3.7.19. horton.meanfield.scf_oda – Optimal Damping SCF algorithm

class horton.meanfield.scf_oda.ODASCFSolver(threshold=1e-08, maxiter=128, skip_energy=False, debug=False)

Bases: object

Optional arguments:

maxiter
The maximum number of iterations. When set to None, the SCF loop will go one until convergence is reached.
threshold
The convergence threshold for the wavefunction
skip_energy
When set to True, the final energy is not computed.
debug
When set to True, for each mixing step, a plot is made to double check the cubic interpolation.
__call__(*args, **kwargs)

Find a self-consistent set of density matrices.

Arguments:

ham
An effective Hamiltonian.
lf
The linalg factory to be used.
overlap
The overlap operator.
occ_model
Model for the orbital occupations.
dm1, dm2, …
The initial density matrices. The number of dms must match ham.ndm.
__init__(threshold=1e-08, maxiter=128, skip_energy=False, debug=False)

Optional arguments:

maxiter
The maximum number of iterations. When set to None, the SCF loop will go one until convergence is reached.
threshold
The convergence threshold for the wavefunction
skip_energy
When set to True, the final energy is not computed.
debug
When set to True, for each mixing step, a plot is made to double check the cubic interpolation.
error(ham, lf, overlap, *dms)

See horton.meanfield.convergence.convergence_error_commutator().

kind = ‘dm’
horton.meanfield.scf_oda.check_cubic(ham, dm0s, dm1s, e0, e1, g0, g1, do_plot=True)

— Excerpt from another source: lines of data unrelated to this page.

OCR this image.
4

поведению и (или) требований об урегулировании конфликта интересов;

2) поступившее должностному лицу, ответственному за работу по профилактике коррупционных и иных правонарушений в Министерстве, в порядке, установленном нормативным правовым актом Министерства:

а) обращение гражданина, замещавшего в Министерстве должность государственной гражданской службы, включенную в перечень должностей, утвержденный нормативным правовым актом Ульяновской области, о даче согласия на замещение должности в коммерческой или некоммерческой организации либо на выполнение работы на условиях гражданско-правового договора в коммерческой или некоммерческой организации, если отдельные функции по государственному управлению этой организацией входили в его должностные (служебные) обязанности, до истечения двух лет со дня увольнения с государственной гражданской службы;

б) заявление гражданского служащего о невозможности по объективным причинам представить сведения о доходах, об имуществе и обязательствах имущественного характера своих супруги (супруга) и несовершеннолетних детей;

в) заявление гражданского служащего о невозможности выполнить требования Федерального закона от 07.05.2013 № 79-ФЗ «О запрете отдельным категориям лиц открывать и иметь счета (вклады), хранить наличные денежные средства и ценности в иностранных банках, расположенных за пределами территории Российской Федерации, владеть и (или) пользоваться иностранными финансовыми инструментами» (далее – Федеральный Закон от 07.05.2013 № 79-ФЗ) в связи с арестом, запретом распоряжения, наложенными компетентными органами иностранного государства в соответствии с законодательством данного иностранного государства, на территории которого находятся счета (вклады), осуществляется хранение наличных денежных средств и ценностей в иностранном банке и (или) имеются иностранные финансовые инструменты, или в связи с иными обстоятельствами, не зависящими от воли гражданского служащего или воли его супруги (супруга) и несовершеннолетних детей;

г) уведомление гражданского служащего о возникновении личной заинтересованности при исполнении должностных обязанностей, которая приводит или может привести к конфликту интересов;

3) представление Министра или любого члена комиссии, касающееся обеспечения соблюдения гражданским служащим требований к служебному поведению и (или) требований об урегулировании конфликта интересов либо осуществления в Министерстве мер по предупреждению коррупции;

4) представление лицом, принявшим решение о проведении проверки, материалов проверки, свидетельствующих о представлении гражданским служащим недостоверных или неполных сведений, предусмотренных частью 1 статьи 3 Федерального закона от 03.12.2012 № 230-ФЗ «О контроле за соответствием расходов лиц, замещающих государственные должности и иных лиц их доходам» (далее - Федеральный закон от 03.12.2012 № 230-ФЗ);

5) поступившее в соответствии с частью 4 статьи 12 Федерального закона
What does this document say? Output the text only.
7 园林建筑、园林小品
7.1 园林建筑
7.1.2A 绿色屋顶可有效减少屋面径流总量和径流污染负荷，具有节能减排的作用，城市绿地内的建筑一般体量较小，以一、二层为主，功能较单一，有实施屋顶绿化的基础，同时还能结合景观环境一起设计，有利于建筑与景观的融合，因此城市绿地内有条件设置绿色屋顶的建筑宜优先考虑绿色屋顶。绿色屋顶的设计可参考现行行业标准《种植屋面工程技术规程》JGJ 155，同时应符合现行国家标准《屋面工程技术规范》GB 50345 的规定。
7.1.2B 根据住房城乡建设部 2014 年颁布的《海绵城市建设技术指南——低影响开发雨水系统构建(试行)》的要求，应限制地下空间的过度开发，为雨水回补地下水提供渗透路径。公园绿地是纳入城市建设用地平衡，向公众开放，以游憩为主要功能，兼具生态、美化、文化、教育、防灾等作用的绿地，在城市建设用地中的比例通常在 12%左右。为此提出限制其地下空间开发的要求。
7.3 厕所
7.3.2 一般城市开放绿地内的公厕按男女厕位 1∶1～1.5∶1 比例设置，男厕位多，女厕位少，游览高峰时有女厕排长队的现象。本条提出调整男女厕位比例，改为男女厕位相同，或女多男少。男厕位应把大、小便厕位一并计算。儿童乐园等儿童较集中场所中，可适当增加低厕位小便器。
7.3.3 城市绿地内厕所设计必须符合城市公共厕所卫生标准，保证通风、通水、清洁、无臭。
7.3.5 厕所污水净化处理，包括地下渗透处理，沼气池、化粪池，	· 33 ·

Method to test the correctness of the cubic interpolation

Arguments:

ham
An effective Hamiltonian.
dm0s
A list of density matrices for the initial state.
dm1s
A list of density matrices for the final state.
e0
The energy of the initial state.
e1
The energy of the final state.
g0
The derivative of the energy for the initial state.
g1
The derivative of the energy for the initial state.

This method interpolates between two state with a parameter lambda going from 0 to 1. The arguments g0 and g1 are derivatives toward this parameter lambda.

Optional arguments:

do_plot
When set to True, a plot is made to visualize the interpolation. Otherwise, an AssertionError is made if the error on the interpolation. is too large.

This function is mainly useful as a tool to double check the implementation of Fock matrices.